Every family and every person deserves a home. That is the core belief at CATCH, an Idaho nonprofit fighting to end homelessness in Idaho’s Treasure Valley.
Members of CTA Boise provided design expertise to CATCH to develop a space for the organization’s new program, Our Path Home. The program represents the culmination of collaborative efforts between dozens of Ada County social services to simplify the fragmented network of homelessness relief resources.
Wyatt Schroeder, Executive Director of CATCH, explained that the need for this consolidation is born from the exhausting experience of navigating these disparate services, especially during a period of extreme stress. In the past, people experiencing homelessness would often couch surf, relying on kindness and favors from family and friends. They might then turn to local police or their church, neither of which has much capacity to provide support beyond funneling them to overnight emergency shelters. Beyond that, their best bet for a more sustainable solution was to reach out to these disparate social services and try to get on as many waiting lists as possible and, well, hope for the best.

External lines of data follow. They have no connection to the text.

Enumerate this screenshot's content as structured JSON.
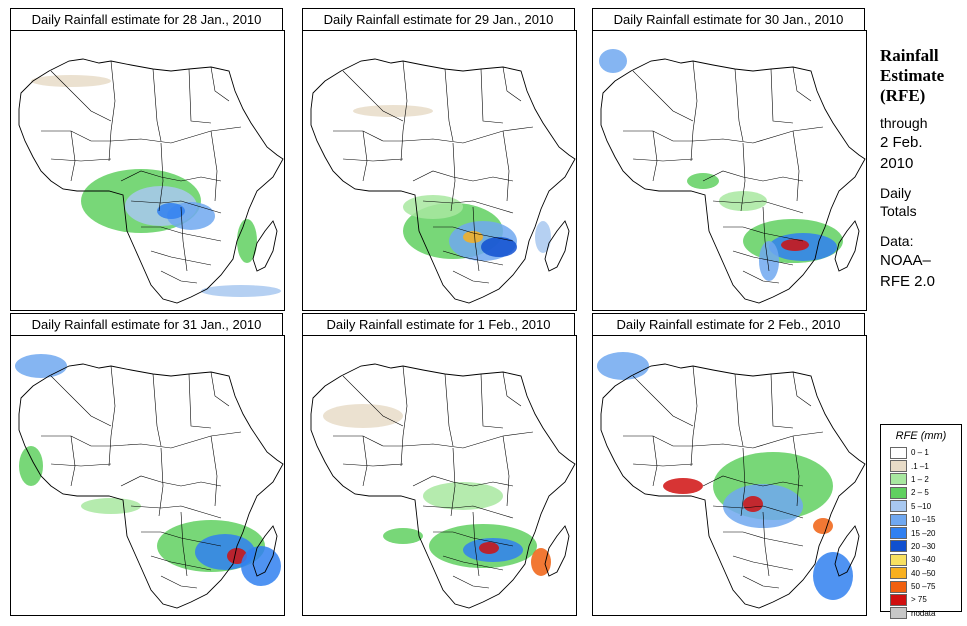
{
  "panels": [
    {
      "title": "Daily Rainfall estimate for  28 Jan., 2010",
      "date": "28 Jan., 2010"
    },
    {
      "title": "Daily Rainfall estimate for  29 Jan., 2010",
      "date": "29 Jan., 2010"
    },
    {
      "title": "Daily Rainfall estimate for  30 Jan., 2010",
      "date": "30 Jan., 2010"
    },
    {
      "title": "Daily Rainfall estimate for  31 Jan., 2010",
      "date": "31 Jan., 2010"
    },
    {
      "title": "Daily Rainfall estimate for  1 Feb., 2010",
      "date": "1 Feb., 2010"
    },
    {
      "title": "Daily Rainfall estimate for  2 Feb., 2010",
      "date": "2 Feb., 2010"
    }
  ],
  "side_info": {
    "title_line1": "Rainfall",
    "title_line2": "Estimate",
    "title_line3": "(RFE)",
    "through": "through",
    "date_line1": "2 Feb.",
    "date_line2": "2010",
    "daily": "Daily",
    "totals": "Totals",
    "data_label": "Data:",
    "source_line1": "NOAA–",
    "source_line2": "RFE 2.0"
  },
  "legend": {
    "title": "RFE (mm)",
    "items": [
      {
        "label": "0 – 1",
        "color": "#ffffff"
      },
      {
        "label": ".1 –1",
        "color": "#e8dcc8"
      },
      {
        "label": "1 – 2",
        "color": "#a8e8a0"
      },
      {
        "label": "2 – 5",
        "color": "#60d060"
      },
      {
        "label": "5 –10",
        "color": "#a8c8f0"
      },
      {
        "label": "10 –15",
        "color": "#70a8f0"
      },
      {
        "label": "15 –20",
        "color": "#3080f0"
      },
      {
        "label": "20 –30",
        "color": "#1050d0"
      },
      {
        "label": "30 –40",
        "color": "#f8e060"
      },
      {
        "label": "40 –50",
        "color": "#f8b020"
      },
      {
        "label": "50 –75",
        "color": "#f06010"
      },
      {
        "label": "> 75",
        "color": "#d01010"
      },
      {
        "label": "nodata",
        "color": "#c8c8c8"
      }
    ]
  }
}
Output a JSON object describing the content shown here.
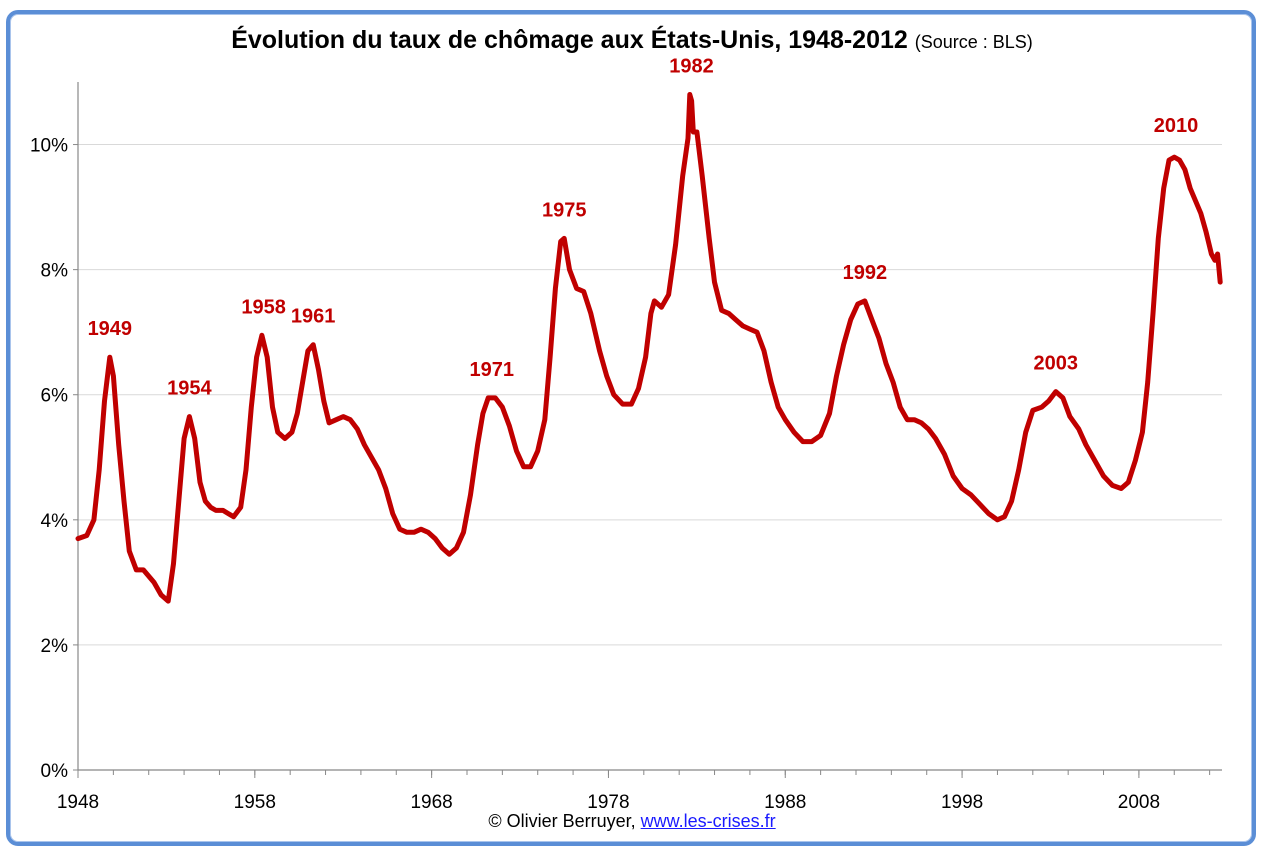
{
  "chart_data": {
    "type": "line",
    "title": "Évolution du taux de chômage aux États-Unis, 1948-2012",
    "subtitle": "(Source : BLS)",
    "xlabel": "",
    "ylabel": "",
    "xlim": [
      1948,
      2012.7
    ],
    "ylim": [
      0,
      11
    ],
    "x_ticks": [
      "1948",
      "1958",
      "1968",
      "1978",
      "1988",
      "1998",
      "2008"
    ],
    "y_ticks": [
      "0%",
      "2%",
      "4%",
      "6%",
      "8%",
      "10%"
    ],
    "grid": "horizontal",
    "line_color": "#c00000",
    "series": [
      {
        "name": "",
        "points": [
          [
            1948.0,
            3.7
          ],
          [
            1948.5,
            3.75
          ],
          [
            1948.9,
            4.0
          ],
          [
            1949.2,
            4.8
          ],
          [
            1949.5,
            5.9
          ],
          [
            1949.8,
            6.6
          ],
          [
            1950.0,
            6.3
          ],
          [
            1950.3,
            5.2
          ],
          [
            1950.6,
            4.3
          ],
          [
            1950.9,
            3.5
          ],
          [
            1951.3,
            3.2
          ],
          [
            1951.7,
            3.2
          ],
          [
            1952.0,
            3.1
          ],
          [
            1952.3,
            3.0
          ],
          [
            1952.7,
            2.8
          ],
          [
            1953.1,
            2.7
          ],
          [
            1953.4,
            3.3
          ],
          [
            1953.7,
            4.3
          ],
          [
            1954.0,
            5.3
          ],
          [
            1954.3,
            5.65
          ],
          [
            1954.6,
            5.3
          ],
          [
            1954.9,
            4.6
          ],
          [
            1955.2,
            4.3
          ],
          [
            1955.5,
            4.2
          ],
          [
            1955.8,
            4.15
          ],
          [
            1956.2,
            4.15
          ],
          [
            1956.5,
            4.1
          ],
          [
            1956.8,
            4.05
          ],
          [
            1957.2,
            4.2
          ],
          [
            1957.5,
            4.8
          ],
          [
            1957.8,
            5.8
          ],
          [
            1958.1,
            6.6
          ],
          [
            1958.4,
            6.95
          ],
          [
            1958.7,
            6.6
          ],
          [
            1959.0,
            5.8
          ],
          [
            1959.3,
            5.4
          ],
          [
            1959.7,
            5.3
          ],
          [
            1960.1,
            5.4
          ],
          [
            1960.4,
            5.7
          ],
          [
            1960.7,
            6.2
          ],
          [
            1961.0,
            6.7
          ],
          [
            1961.3,
            6.8
          ],
          [
            1961.6,
            6.4
          ],
          [
            1961.9,
            5.9
          ],
          [
            1962.2,
            5.55
          ],
          [
            1962.6,
            5.6
          ],
          [
            1963.0,
            5.65
          ],
          [
            1963.4,
            5.6
          ],
          [
            1963.8,
            5.45
          ],
          [
            1964.2,
            5.2
          ],
          [
            1964.6,
            5.0
          ],
          [
            1965.0,
            4.8
          ],
          [
            1965.4,
            4.5
          ],
          [
            1965.8,
            4.1
          ],
          [
            1966.2,
            3.85
          ],
          [
            1966.6,
            3.8
          ],
          [
            1967.0,
            3.8
          ],
          [
            1967.4,
            3.85
          ],
          [
            1967.8,
            3.8
          ],
          [
            1968.2,
            3.7
          ],
          [
            1968.6,
            3.55
          ],
          [
            1969.0,
            3.45
          ],
          [
            1969.4,
            3.55
          ],
          [
            1969.8,
            3.8
          ],
          [
            1970.2,
            4.4
          ],
          [
            1970.6,
            5.2
          ],
          [
            1970.9,
            5.7
          ],
          [
            1971.2,
            5.95
          ],
          [
            1971.6,
            5.95
          ],
          [
            1972.0,
            5.8
          ],
          [
            1972.4,
            5.5
          ],
          [
            1972.8,
            5.1
          ],
          [
            1973.2,
            4.85
          ],
          [
            1973.6,
            4.85
          ],
          [
            1974.0,
            5.1
          ],
          [
            1974.4,
            5.6
          ],
          [
            1974.7,
            6.6
          ],
          [
            1975.0,
            7.7
          ],
          [
            1975.3,
            8.45
          ],
          [
            1975.5,
            8.5
          ],
          [
            1975.8,
            8.0
          ],
          [
            1976.2,
            7.7
          ],
          [
            1976.6,
            7.65
          ],
          [
            1977.0,
            7.3
          ],
          [
            1977.5,
            6.7
          ],
          [
            1977.9,
            6.3
          ],
          [
            1978.3,
            6.0
          ],
          [
            1978.8,
            5.85
          ],
          [
            1979.3,
            5.85
          ],
          [
            1979.7,
            6.1
          ],
          [
            1980.1,
            6.6
          ],
          [
            1980.4,
            7.3
          ],
          [
            1980.6,
            7.5
          ],
          [
            1981.0,
            7.4
          ],
          [
            1981.4,
            7.6
          ],
          [
            1981.8,
            8.4
          ],
          [
            1982.2,
            9.5
          ],
          [
            1982.5,
            10.1
          ],
          [
            1982.6,
            10.8
          ],
          [
            1982.7,
            10.7
          ],
          [
            1982.8,
            10.2
          ],
          [
            1983.0,
            10.2
          ],
          [
            1983.3,
            9.5
          ],
          [
            1983.7,
            8.5
          ],
          [
            1984.0,
            7.8
          ],
          [
            1984.4,
            7.35
          ],
          [
            1984.8,
            7.3
          ],
          [
            1985.2,
            7.2
          ],
          [
            1985.6,
            7.1
          ],
          [
            1986.0,
            7.05
          ],
          [
            1986.4,
            7.0
          ],
          [
            1986.8,
            6.7
          ],
          [
            1987.2,
            6.2
          ],
          [
            1987.6,
            5.8
          ],
          [
            1988.0,
            5.6
          ],
          [
            1988.5,
            5.4
          ],
          [
            1989.0,
            5.25
          ],
          [
            1989.5,
            5.25
          ],
          [
            1990.0,
            5.35
          ],
          [
            1990.5,
            5.7
          ],
          [
            1990.9,
            6.3
          ],
          [
            1991.3,
            6.8
          ],
          [
            1991.7,
            7.2
          ],
          [
            1992.1,
            7.45
          ],
          [
            1992.5,
            7.5
          ],
          [
            1992.9,
            7.2
          ],
          [
            1993.3,
            6.9
          ],
          [
            1993.7,
            6.5
          ],
          [
            1994.1,
            6.2
          ],
          [
            1994.5,
            5.8
          ],
          [
            1994.9,
            5.6
          ],
          [
            1995.3,
            5.6
          ],
          [
            1995.7,
            5.55
          ],
          [
            1996.1,
            5.45
          ],
          [
            1996.5,
            5.3
          ],
          [
            1997.0,
            5.05
          ],
          [
            1997.5,
            4.7
          ],
          [
            1998.0,
            4.5
          ],
          [
            1998.5,
            4.4
          ],
          [
            1999.0,
            4.25
          ],
          [
            1999.5,
            4.1
          ],
          [
            2000.0,
            4.0
          ],
          [
            2000.4,
            4.05
          ],
          [
            2000.8,
            4.3
          ],
          [
            2001.2,
            4.8
          ],
          [
            2001.6,
            5.4
          ],
          [
            2002.0,
            5.75
          ],
          [
            2002.5,
            5.8
          ],
          [
            2002.9,
            5.9
          ],
          [
            2003.3,
            6.05
          ],
          [
            2003.7,
            5.95
          ],
          [
            2004.1,
            5.65
          ],
          [
            2004.6,
            5.45
          ],
          [
            2005.0,
            5.2
          ],
          [
            2005.5,
            4.95
          ],
          [
            2006.0,
            4.7
          ],
          [
            2006.5,
            4.55
          ],
          [
            2007.0,
            4.5
          ],
          [
            2007.4,
            4.6
          ],
          [
            2007.8,
            4.95
          ],
          [
            2008.2,
            5.4
          ],
          [
            2008.5,
            6.2
          ],
          [
            2008.8,
            7.3
          ],
          [
            2009.1,
            8.5
          ],
          [
            2009.4,
            9.3
          ],
          [
            2009.7,
            9.75
          ],
          [
            2010.0,
            9.8
          ],
          [
            2010.3,
            9.75
          ],
          [
            2010.6,
            9.6
          ],
          [
            2010.9,
            9.3
          ],
          [
            2011.2,
            9.1
          ],
          [
            2011.5,
            8.9
          ],
          [
            2011.8,
            8.6
          ],
          [
            2012.1,
            8.25
          ],
          [
            2012.3,
            8.15
          ],
          [
            2012.45,
            8.25
          ],
          [
            2012.6,
            7.8
          ]
        ]
      }
    ],
    "annotations": [
      {
        "text": "1949",
        "x": 1949.8,
        "y": 6.6
      },
      {
        "text": "1954",
        "x": 1954.3,
        "y": 5.65
      },
      {
        "text": "1958",
        "x": 1958.5,
        "y": 6.95
      },
      {
        "text": "1961",
        "x": 1961.3,
        "y": 6.8
      },
      {
        "text": "1971",
        "x": 1971.4,
        "y": 5.95
      },
      {
        "text": "1975",
        "x": 1975.5,
        "y": 8.5
      },
      {
        "text": "1982",
        "x": 1982.7,
        "y": 10.8
      },
      {
        "text": "1992",
        "x": 1992.5,
        "y": 7.5
      },
      {
        "text": "2003",
        "x": 2003.3,
        "y": 6.05
      },
      {
        "text": "2010",
        "x": 2010.1,
        "y": 9.85
      }
    ]
  },
  "footer": {
    "credit": "© Olivier Berruyer,",
    "link": "www.les-crises.fr"
  }
}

Our Path Home asks what would happen if the paradigm was shifted. What if there was just one door for people experiencing homelessness to enter instead of thirteen? What if this door led to a welcoming, calming space rather than a bleak and sterile office? What if this door led to friendly people with up-to-date information about all of the support available in the area? The team at Our Path Home believes this will revolutionize the journey of people experiencing homelessness, and ultimately move the needle toward ending homelessness in the Treasure Valley once and for all.
CTA, along with a number of other local organizations, pitched in to help make this door a reality. Lindsay Erb, who has volunteered with CATCH in the past, led the project’s design team, which included Josh Shiverick, Tom Dietrich, Tyler Victorino, and Natalie Miller. The project was, frankly, a miracle of personal connections and goodwill: past partners were contacted and cousins were called to gather materials, labor, and expertise to pull together a top-notch space funded almost entirely by kindness and a shared commitment to improve the area and put an end to homelessness.